F-86 Sabre

The single-seat North American F-86 Sabre entered service with the USAF in February 1949. Powered by a single 7,500 lb thrust General Electric J-47-GE-179 (or -33) turbojet the F-86 had a maximum speed of 707 mph at sea level with a range of 835 miles. The F-86 saw considerable service in the Korean War where, despite having a marginal inferior performance to the opposing MiG-15, was able to gain superiority over its adversary by virtue of the superior training and experience of its pilots.

An XP-86 Sabre, flown by George Welch on October 1, 1947, as well as on October 14, the same day that Chuck Yeager was to attempt supersonic flight, broke the sound barrier in a steep dive. To justify the investment in the X-1 program, The Pentagon allegedly ordered the results of Welch's flights classified and did not allow North American to publicly announce that the XP-86 had gone supersonic until almost a year later. The Air Force still officially denies that Welch broke the sound barrier first.
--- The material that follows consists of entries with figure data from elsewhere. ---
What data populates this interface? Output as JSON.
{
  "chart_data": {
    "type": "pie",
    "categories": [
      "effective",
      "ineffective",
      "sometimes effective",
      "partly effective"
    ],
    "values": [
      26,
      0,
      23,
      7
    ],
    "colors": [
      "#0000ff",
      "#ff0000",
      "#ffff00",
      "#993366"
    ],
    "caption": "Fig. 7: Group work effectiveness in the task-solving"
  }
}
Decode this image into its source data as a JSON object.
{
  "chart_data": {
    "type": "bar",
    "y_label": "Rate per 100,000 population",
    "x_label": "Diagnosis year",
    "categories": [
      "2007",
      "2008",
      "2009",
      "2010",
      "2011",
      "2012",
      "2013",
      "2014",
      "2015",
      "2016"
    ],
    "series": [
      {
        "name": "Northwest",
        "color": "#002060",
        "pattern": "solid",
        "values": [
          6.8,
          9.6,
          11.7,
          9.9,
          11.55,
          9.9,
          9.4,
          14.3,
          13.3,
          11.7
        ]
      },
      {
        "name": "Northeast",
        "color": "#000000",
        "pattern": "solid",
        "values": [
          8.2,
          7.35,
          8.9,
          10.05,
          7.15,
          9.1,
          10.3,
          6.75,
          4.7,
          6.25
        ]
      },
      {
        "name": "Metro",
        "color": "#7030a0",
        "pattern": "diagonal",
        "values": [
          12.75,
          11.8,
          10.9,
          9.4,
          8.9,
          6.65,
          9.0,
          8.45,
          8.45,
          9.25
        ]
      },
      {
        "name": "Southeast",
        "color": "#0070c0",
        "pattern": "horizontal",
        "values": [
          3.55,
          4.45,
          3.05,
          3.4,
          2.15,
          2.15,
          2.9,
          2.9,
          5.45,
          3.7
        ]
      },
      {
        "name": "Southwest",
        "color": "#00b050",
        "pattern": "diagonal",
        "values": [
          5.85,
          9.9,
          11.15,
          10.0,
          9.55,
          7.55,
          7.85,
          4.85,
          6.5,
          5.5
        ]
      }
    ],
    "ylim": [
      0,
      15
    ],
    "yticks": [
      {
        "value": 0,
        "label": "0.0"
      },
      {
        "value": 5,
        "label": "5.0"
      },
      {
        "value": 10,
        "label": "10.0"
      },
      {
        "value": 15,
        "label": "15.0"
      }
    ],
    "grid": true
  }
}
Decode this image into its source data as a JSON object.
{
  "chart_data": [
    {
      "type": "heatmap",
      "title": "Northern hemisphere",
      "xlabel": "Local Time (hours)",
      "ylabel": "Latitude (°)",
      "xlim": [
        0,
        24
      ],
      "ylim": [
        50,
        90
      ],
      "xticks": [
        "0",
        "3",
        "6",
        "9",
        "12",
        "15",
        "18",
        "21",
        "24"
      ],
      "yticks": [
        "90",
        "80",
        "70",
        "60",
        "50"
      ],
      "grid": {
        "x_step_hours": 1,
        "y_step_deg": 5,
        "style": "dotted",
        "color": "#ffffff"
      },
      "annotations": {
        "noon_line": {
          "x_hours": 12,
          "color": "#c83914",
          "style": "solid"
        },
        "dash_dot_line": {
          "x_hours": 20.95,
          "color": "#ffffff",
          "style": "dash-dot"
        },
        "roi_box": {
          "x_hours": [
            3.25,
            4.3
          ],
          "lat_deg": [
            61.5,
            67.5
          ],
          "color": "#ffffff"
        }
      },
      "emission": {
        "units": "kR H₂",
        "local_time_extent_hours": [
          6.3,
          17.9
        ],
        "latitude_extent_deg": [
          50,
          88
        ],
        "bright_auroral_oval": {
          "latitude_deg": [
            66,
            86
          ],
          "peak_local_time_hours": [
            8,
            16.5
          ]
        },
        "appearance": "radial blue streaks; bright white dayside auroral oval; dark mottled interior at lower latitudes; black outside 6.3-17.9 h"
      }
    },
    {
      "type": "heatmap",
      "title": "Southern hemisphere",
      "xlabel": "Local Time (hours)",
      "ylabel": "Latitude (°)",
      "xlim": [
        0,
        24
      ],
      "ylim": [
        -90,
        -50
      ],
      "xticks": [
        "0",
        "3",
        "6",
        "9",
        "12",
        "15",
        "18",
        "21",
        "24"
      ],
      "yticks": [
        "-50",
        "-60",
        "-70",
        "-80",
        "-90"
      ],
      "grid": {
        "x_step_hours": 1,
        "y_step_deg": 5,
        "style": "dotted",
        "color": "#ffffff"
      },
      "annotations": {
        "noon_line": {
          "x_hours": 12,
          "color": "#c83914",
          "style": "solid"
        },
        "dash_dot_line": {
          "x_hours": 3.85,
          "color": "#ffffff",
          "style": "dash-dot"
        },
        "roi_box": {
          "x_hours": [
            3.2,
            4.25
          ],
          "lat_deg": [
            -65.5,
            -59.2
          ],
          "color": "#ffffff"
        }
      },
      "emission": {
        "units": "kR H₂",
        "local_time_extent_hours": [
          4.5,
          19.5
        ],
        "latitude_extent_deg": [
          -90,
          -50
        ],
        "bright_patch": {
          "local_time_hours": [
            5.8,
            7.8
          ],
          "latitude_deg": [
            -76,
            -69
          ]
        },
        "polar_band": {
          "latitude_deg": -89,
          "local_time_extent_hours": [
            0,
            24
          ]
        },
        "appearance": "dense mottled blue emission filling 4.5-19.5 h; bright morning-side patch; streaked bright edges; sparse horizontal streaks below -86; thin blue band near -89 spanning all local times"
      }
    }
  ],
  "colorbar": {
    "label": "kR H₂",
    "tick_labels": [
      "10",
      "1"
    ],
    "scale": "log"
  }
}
However, in the film that the USAF made about Yeager's flight the narrator says that Yeager was the first man to "fly faster than the speed of sound in level flight". Welch's flights were unofficial and not tracked by NACA measuring equipment, making verification impossible (pitot tubes of the day suffered from compressibility effects near the speed of sound).

The F-86 was also built under license (or from kits supplied by North American) in Canada, Australia, Italy and Japan.